Chop the onion and garlic
2. Finely chop the onion and garlic.

Making a risotto baseI
3. Drizzle a little oil into a medium saucepan and place on a medium to high heat. Chuck in the onion and garlic and allow to soften, stirring every now and then.

Carnaroli rice recipes
4. Tip the rice into the saucepan to join the rice and stir around for about 30 seconds or so, until you hear the rice start to crackle and pop, then pour in the wine.

Winter risotto recipes

5. Cook out the wine until the saucepan is nearly dry. Now comes the stock. This needs to be added a ladleful at a time, cooked out whilst stirring the rice, then repeated. This process will take 20-30 minutes – risotto is traditionally served al dente, but I would recommend tasting it before serving up because home cooking is all about what you like. The stirring process is really important because it helps the starch to be released from each grain of rice, and it’s the starch which will give you a really creamy, unctuous risotto.

Why do you have to constantly stir risotto

6. About 5 minutes from the end, cut up the broccoli into fine florets and boil it up in salted water. When the rice is ready, add the broccoli to the saucepan, then stir in the frozen peas. A couple of minutes in the risotto should be enough to defrost and cook them.

Vegetable rice recipes
7. Check the squash. It should take 20-30 minutes to cook as well. It should be tender throughout and browning on the edges.

Easy squash recipes

8. Chop up the squash into chunks. You can remove the skin before or after cooking, but, like many vegetables, a lot of the nutrients the squash offers are in the skin, plus it turns sort of sticky and marshmallowy when roasted. So yes, you definitely can eat the skin on a butternut squash!

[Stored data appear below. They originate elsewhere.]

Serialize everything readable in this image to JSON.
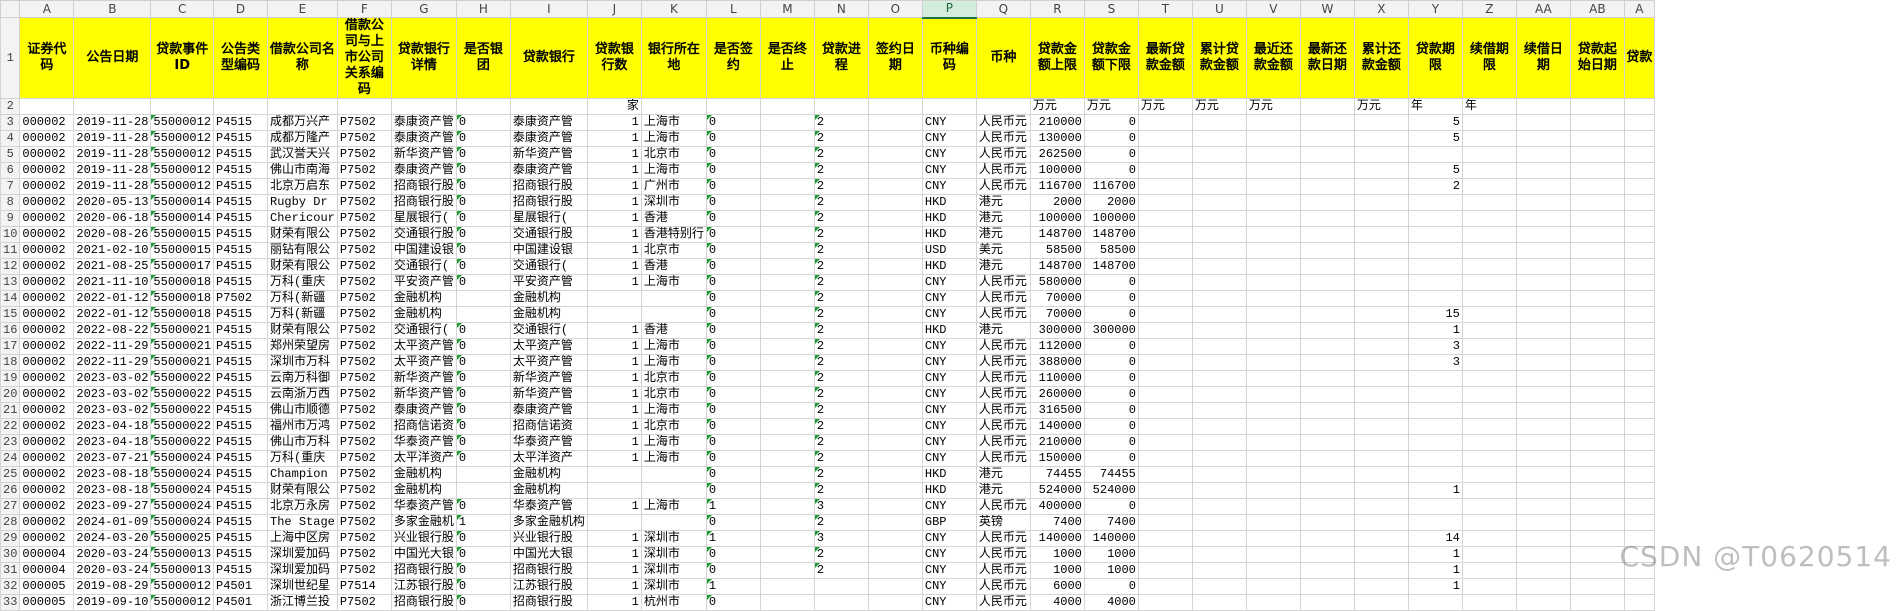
{
  "column_letters": [
    "A",
    "B",
    "C",
    "D",
    "E",
    "F",
    "G",
    "H",
    "I",
    "J",
    "K",
    "L",
    "M",
    "N",
    "O",
    "P",
    "Q",
    "R",
    "S",
    "T",
    "U",
    "V",
    "W",
    "X",
    "Y",
    "Z",
    "AA",
    "AB",
    "A"
  ],
  "selected_column": "P",
  "header_row": {
    "row_number": "1",
    "labels": [
      "证券代码",
      "公告日期",
      "贷款事件ID",
      "公告类型编码",
      "借款公司名称",
      "借款公司与上市公司关系编码",
      "贷款银行详情",
      "是否银团",
      "贷款银行",
      "贷款银行数",
      "银行所在地",
      "是否签约",
      "是否终止",
      "贷款进程",
      "签约日期",
      "币种编码",
      "币种",
      "贷款金额上限",
      "贷款金额下限",
      "最新贷款金额",
      "累计贷款金额",
      "最近还款金额",
      "最新还款日期",
      "累计还款金额",
      "贷款期限",
      "续借期限",
      "续借日期",
      "贷款起始日期",
      "贷款"
    ]
  },
  "unit_row": {
    "row_number": "2",
    "cells": [
      "",
      "",
      "",
      "",
      "",
      "",
      "",
      "",
      "",
      "家",
      "",
      "",
      "",
      "",
      "",
      "",
      "",
      "万元",
      "万元",
      "万元",
      "万元",
      "万元",
      "",
      "万元",
      "年",
      "年",
      "",
      "",
      ""
    ]
  },
  "rows": [
    {
      "n": "3",
      "c": [
        "000002",
        "2019-11-28",
        "55000012",
        "P4515",
        "成都万兴产",
        "P7502",
        "泰康资产管",
        "0",
        "泰康资产管",
        "1",
        "上海市",
        "0",
        "",
        "2",
        "",
        "CNY",
        "人民币元",
        "210000",
        "0",
        "",
        "",
        "",
        "",
        "",
        "5",
        "",
        "",
        "",
        ""
      ]
    },
    {
      "n": "4",
      "c": [
        "000002",
        "2019-11-28",
        "55000012",
        "P4515",
        "成都万隆产",
        "P7502",
        "泰康资产管",
        "0",
        "泰康资产管",
        "1",
        "上海市",
        "0",
        "",
        "2",
        "",
        "CNY",
        "人民币元",
        "130000",
        "0",
        "",
        "",
        "",
        "",
        "",
        "5",
        "",
        "",
        "",
        ""
      ]
    },
    {
      "n": "5",
      "c": [
        "000002",
        "2019-11-28",
        "55000012",
        "P4515",
        "武汉誉天兴",
        "P7502",
        "新华资产管",
        "0",
        "新华资产管",
        "1",
        "北京市",
        "0",
        "",
        "2",
        "",
        "CNY",
        "人民币元",
        "262500",
        "0",
        "",
        "",
        "",
        "",
        "",
        "",
        "",
        "",
        "",
        ""
      ]
    },
    {
      "n": "6",
      "c": [
        "000002",
        "2019-11-28",
        "55000012",
        "P4515",
        "佛山市南海",
        "P7502",
        "泰康资产管",
        "0",
        "泰康资产管",
        "1",
        "上海市",
        "0",
        "",
        "2",
        "",
        "CNY",
        "人民币元",
        "100000",
        "0",
        "",
        "",
        "",
        "",
        "",
        "5",
        "",
        "",
        "",
        ""
      ]
    },
    {
      "n": "7",
      "c": [
        "000002",
        "2019-11-28",
        "55000012",
        "P4515",
        "北京万启东",
        "P7502",
        "招商银行股",
        "0",
        "招商银行股",
        "1",
        "广州市",
        "0",
        "",
        "2",
        "",
        "CNY",
        "人民币元",
        "116700",
        "116700",
        "",
        "",
        "",
        "",
        "",
        "2",
        "",
        "",
        "",
        ""
      ]
    },
    {
      "n": "8",
      "c": [
        "000002",
        "2020-05-13",
        "55000014",
        "P4515",
        "Rugby Dr",
        "P7502",
        "招商银行股",
        "0",
        "招商银行股",
        "1",
        "深圳市",
        "0",
        "",
        "2",
        "",
        "HKD",
        "港元",
        "2000",
        "2000",
        "",
        "",
        "",
        "",
        "",
        "",
        "",
        "",
        "",
        ""
      ]
    },
    {
      "n": "9",
      "c": [
        "000002",
        "2020-06-18",
        "55000014",
        "P4515",
        "Chericour",
        "P7502",
        "星展银行(",
        "0",
        "星展银行(",
        "1",
        "香港",
        "0",
        "",
        "2",
        "",
        "HKD",
        "港元",
        "100000",
        "100000",
        "",
        "",
        "",
        "",
        "",
        "",
        "",
        "",
        "",
        ""
      ]
    },
    {
      "n": "10",
      "c": [
        "000002",
        "2020-08-26",
        "55000015",
        "P4515",
        "财荣有限公",
        "P7502",
        "交通银行股",
        "0",
        "交通银行股",
        "1",
        "香港特别行",
        "0",
        "",
        "2",
        "",
        "HKD",
        "港元",
        "148700",
        "148700",
        "",
        "",
        "",
        "",
        "",
        "",
        "",
        "",
        "",
        ""
      ]
    },
    {
      "n": "11",
      "c": [
        "000002",
        "2021-02-10",
        "55000015",
        "P4515",
        "丽钻有限公",
        "P7502",
        "中国建设银",
        "0",
        "中国建设银",
        "1",
        "北京市",
        "0",
        "",
        "2",
        "",
        "USD",
        "美元",
        "58500",
        "58500",
        "",
        "",
        "",
        "",
        "",
        "",
        "",
        "",
        "",
        ""
      ]
    },
    {
      "n": "12",
      "c": [
        "000002",
        "2021-08-25",
        "55000017",
        "P4515",
        "财荣有限公",
        "P7502",
        "交通银行(",
        "0",
        "交通银行(",
        "1",
        "香港",
        "0",
        "",
        "2",
        "",
        "HKD",
        "港元",
        "148700",
        "148700",
        "",
        "",
        "",
        "",
        "",
        "",
        "",
        "",
        "",
        ""
      ]
    },
    {
      "n": "13",
      "c": [
        "000002",
        "2021-11-10",
        "55000018",
        "P4515",
        "万科(重庆",
        "P7502",
        "平安资产管",
        "0",
        "平安资产管",
        "1",
        "上海市",
        "0",
        "",
        "2",
        "",
        "CNY",
        "人民币元",
        "580000",
        "0",
        "",
        "",
        "",
        "",
        "",
        "",
        "",
        "",
        "",
        ""
      ]
    },
    {
      "n": "14",
      "c": [
        "000002",
        "2022-01-12",
        "55000018",
        "P7502",
        "万科(新疆",
        "P7502",
        "金融机构",
        "",
        "金融机构",
        "",
        "",
        "0",
        "",
        "2",
        "",
        "CNY",
        "人民币元",
        "70000",
        "0",
        "",
        "",
        "",
        "",
        "",
        "",
        "",
        "",
        "",
        ""
      ]
    },
    {
      "n": "15",
      "c": [
        "000002",
        "2022-01-12",
        "55000018",
        "P4515",
        "万科(新疆",
        "P7502",
        "金融机构",
        "",
        "金融机构",
        "",
        "",
        "0",
        "",
        "2",
        "",
        "CNY",
        "人民币元",
        "70000",
        "0",
        "",
        "",
        "",
        "",
        "",
        "15",
        "",
        "",
        "",
        ""
      ]
    },
    {
      "n": "16",
      "c": [
        "000002",
        "2022-08-22",
        "55000021",
        "P4515",
        "财荣有限公",
        "P7502",
        "交通银行(",
        "0",
        "交通银行(",
        "1",
        "香港",
        "0",
        "",
        "2",
        "",
        "HKD",
        "港元",
        "300000",
        "300000",
        "",
        "",
        "",
        "",
        "",
        "1",
        "",
        "",
        "",
        ""
      ]
    },
    {
      "n": "17",
      "c": [
        "000002",
        "2022-11-29",
        "55000021",
        "P4515",
        "郑州荣望房",
        "P7502",
        "太平资产管",
        "0",
        "太平资产管",
        "1",
        "上海市",
        "0",
        "",
        "2",
        "",
        "CNY",
        "人民币元",
        "112000",
        "0",
        "",
        "",
        "",
        "",
        "",
        "3",
        "",
        "",
        "",
        ""
      ]
    },
    {
      "n": "18",
      "c": [
        "000002",
        "2022-11-29",
        "55000021",
        "P4515",
        "深圳市万科",
        "P7502",
        "太平资产管",
        "0",
        "太平资产管",
        "1",
        "上海市",
        "0",
        "",
        "2",
        "",
        "CNY",
        "人民币元",
        "388000",
        "0",
        "",
        "",
        "",
        "",
        "",
        "3",
        "",
        "",
        "",
        ""
      ]
    },
    {
      "n": "19",
      "c": [
        "000002",
        "2023-03-02",
        "55000022",
        "P4515",
        "云南万科御",
        "P7502",
        "新华资产管",
        "0",
        "新华资产管",
        "1",
        "北京市",
        "0",
        "",
        "2",
        "",
        "CNY",
        "人民币元",
        "110000",
        "0",
        "",
        "",
        "",
        "",
        "",
        "",
        "",
        "",
        "",
        ""
      ]
    },
    {
      "n": "20",
      "c": [
        "000002",
        "2023-03-02",
        "55000022",
        "P4515",
        "云南浙万西",
        "P7502",
        "新华资产管",
        "0",
        "新华资产管",
        "1",
        "北京市",
        "0",
        "",
        "2",
        "",
        "CNY",
        "人民币元",
        "260000",
        "0",
        "",
        "",
        "",
        "",
        "",
        "",
        "",
        "",
        "",
        ""
      ]
    },
    {
      "n": "21",
      "c": [
        "000002",
        "2023-03-02",
        "55000022",
        "P4515",
        "佛山市顺德",
        "P7502",
        "泰康资产管",
        "0",
        "泰康资产管",
        "1",
        "上海市",
        "0",
        "",
        "2",
        "",
        "CNY",
        "人民币元",
        "316500",
        "0",
        "",
        "",
        "",
        "",
        "",
        "",
        "",
        "",
        "",
        ""
      ]
    },
    {
      "n": "22",
      "c": [
        "000002",
        "2023-04-18",
        "55000022",
        "P4515",
        "福州市万鸿",
        "P7502",
        "招商信诺资",
        "0",
        "招商信诺资",
        "1",
        "北京市",
        "0",
        "",
        "2",
        "",
        "CNY",
        "人民币元",
        "140000",
        "0",
        "",
        "",
        "",
        "",
        "",
        "",
        "",
        "",
        "",
        ""
      ]
    },
    {
      "n": "23",
      "c": [
        "000002",
        "2023-04-18",
        "55000022",
        "P4515",
        "佛山市万科",
        "P7502",
        "华泰资产管",
        "0",
        "华泰资产管",
        "1",
        "上海市",
        "0",
        "",
        "2",
        "",
        "CNY",
        "人民币元",
        "210000",
        "0",
        "",
        "",
        "",
        "",
        "",
        "",
        "",
        "",
        "",
        ""
      ]
    },
    {
      "n": "24",
      "c": [
        "000002",
        "2023-07-21",
        "55000024",
        "P4515",
        "万科(重庆",
        "P7502",
        "太平洋资产",
        "0",
        "太平洋资产",
        "1",
        "上海市",
        "0",
        "",
        "2",
        "",
        "CNY",
        "人民币元",
        "150000",
        "0",
        "",
        "",
        "",
        "",
        "",
        "",
        "",
        "",
        "",
        ""
      ]
    },
    {
      "n": "25",
      "c": [
        "000002",
        "2023-08-18",
        "55000024",
        "P4515",
        "Champion",
        "P7502",
        "金融机构",
        "",
        "金融机构",
        "",
        "",
        "0",
        "",
        "2",
        "",
        "HKD",
        "港元",
        "74455",
        "74455",
        "",
        "",
        "",
        "",
        "",
        "",
        "",
        "",
        "",
        ""
      ]
    },
    {
      "n": "26",
      "c": [
        "000002",
        "2023-08-18",
        "55000024",
        "P4515",
        "财荣有限公",
        "P7502",
        "金融机构",
        "",
        "金融机构",
        "",
        "",
        "0",
        "",
        "2",
        "",
        "HKD",
        "港元",
        "524000",
        "524000",
        "",
        "",
        "",
        "",
        "",
        "1",
        "",
        "",
        "",
        ""
      ]
    },
    {
      "n": "27",
      "c": [
        "000002",
        "2023-09-27",
        "55000024",
        "P4515",
        "北京万永房",
        "P7502",
        "华泰资产管",
        "0",
        "华泰资产管",
        "1",
        "上海市",
        "1",
        "",
        "3",
        "",
        "CNY",
        "人民币元",
        "400000",
        "0",
        "",
        "",
        "",
        "",
        "",
        "",
        "",
        "",
        "",
        ""
      ]
    },
    {
      "n": "28",
      "c": [
        "000002",
        "2024-01-09",
        "55000024",
        "P4515",
        "The Stage",
        "P7502",
        "多家金融机",
        "1",
        "多家金融机构",
        "",
        "",
        "0",
        "",
        "2",
        "",
        "GBP",
        "英镑",
        "7400",
        "7400",
        "",
        "",
        "",
        "",
        "",
        "",
        "",
        "",
        "",
        ""
      ]
    },
    {
      "n": "29",
      "c": [
        "000002",
        "2024-03-20",
        "55000025",
        "P4515",
        "上海中区房",
        "P7502",
        "兴业银行股",
        "0",
        "兴业银行股",
        "1",
        "深圳市",
        "1",
        "",
        "3",
        "",
        "CNY",
        "人民币元",
        "140000",
        "140000",
        "",
        "",
        "",
        "",
        "",
        "14",
        "",
        "",
        "",
        ""
      ]
    },
    {
      "n": "30",
      "c": [
        "000004",
        "2020-03-24",
        "55000013",
        "P4515",
        "深圳爱加码",
        "P7502",
        "中国光大银",
        "0",
        "中国光大银",
        "1",
        "深圳市",
        "0",
        "",
        "2",
        "",
        "CNY",
        "人民币元",
        "1000",
        "1000",
        "",
        "",
        "",
        "",
        "",
        "1",
        "",
        "",
        "",
        ""
      ]
    },
    {
      "n": "31",
      "c": [
        "000004",
        "2020-03-24",
        "55000013",
        "P4515",
        "深圳爱加码",
        "P7502",
        "招商银行股",
        "0",
        "招商银行股",
        "1",
        "深圳市",
        "0",
        "",
        "2",
        "",
        "CNY",
        "人民币元",
        "1000",
        "1000",
        "",
        "",
        "",
        "",
        "",
        "1",
        "",
        "",
        "",
        ""
      ]
    },
    {
      "n": "32",
      "c": [
        "000005",
        "2019-08-29",
        "55000012",
        "P4501",
        "深圳世纪星",
        "P7514",
        "江苏银行股",
        "0",
        "江苏银行股",
        "1",
        "深圳市",
        "1",
        "",
        "",
        "",
        "CNY",
        "人民币元",
        "6000",
        "0",
        "",
        "",
        "",
        "",
        "",
        "1",
        "",
        "",
        "",
        ""
      ]
    },
    {
      "n": "33",
      "c": [
        "000005",
        "2019-09-10",
        "55000012",
        "P4501",
        "浙江博兰投",
        "P7502",
        "招商银行股",
        "0",
        "招商银行股",
        "1",
        "杭州市",
        "0",
        "",
        "",
        "",
        "CNY",
        "人民币元",
        "4000",
        "4000",
        "",
        "",
        "",
        "",
        "",
        "",
        "",
        "",
        "",
        ""
      ]
    }
  ],
  "watermark": "CSDN @T0620514"
}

Can you eat the skin of a butternut squash

9. Serve up the rice and add the squash chunks on top so they stay crispy on the edges. Then enjoy! If you want this to be extra creamy, you could stir in a tablespoon of crême fraiche before serving, or even grate some Parmesan over the top, however that would seriously bump up the calories, and of course remove the dish’s vegan and vegetarian credentials, but the world is your rice bowl.

Roasted butternut squash risotto
I’d love to hear about your favourite risotto and your favourite way to prepare and eat butternut squash.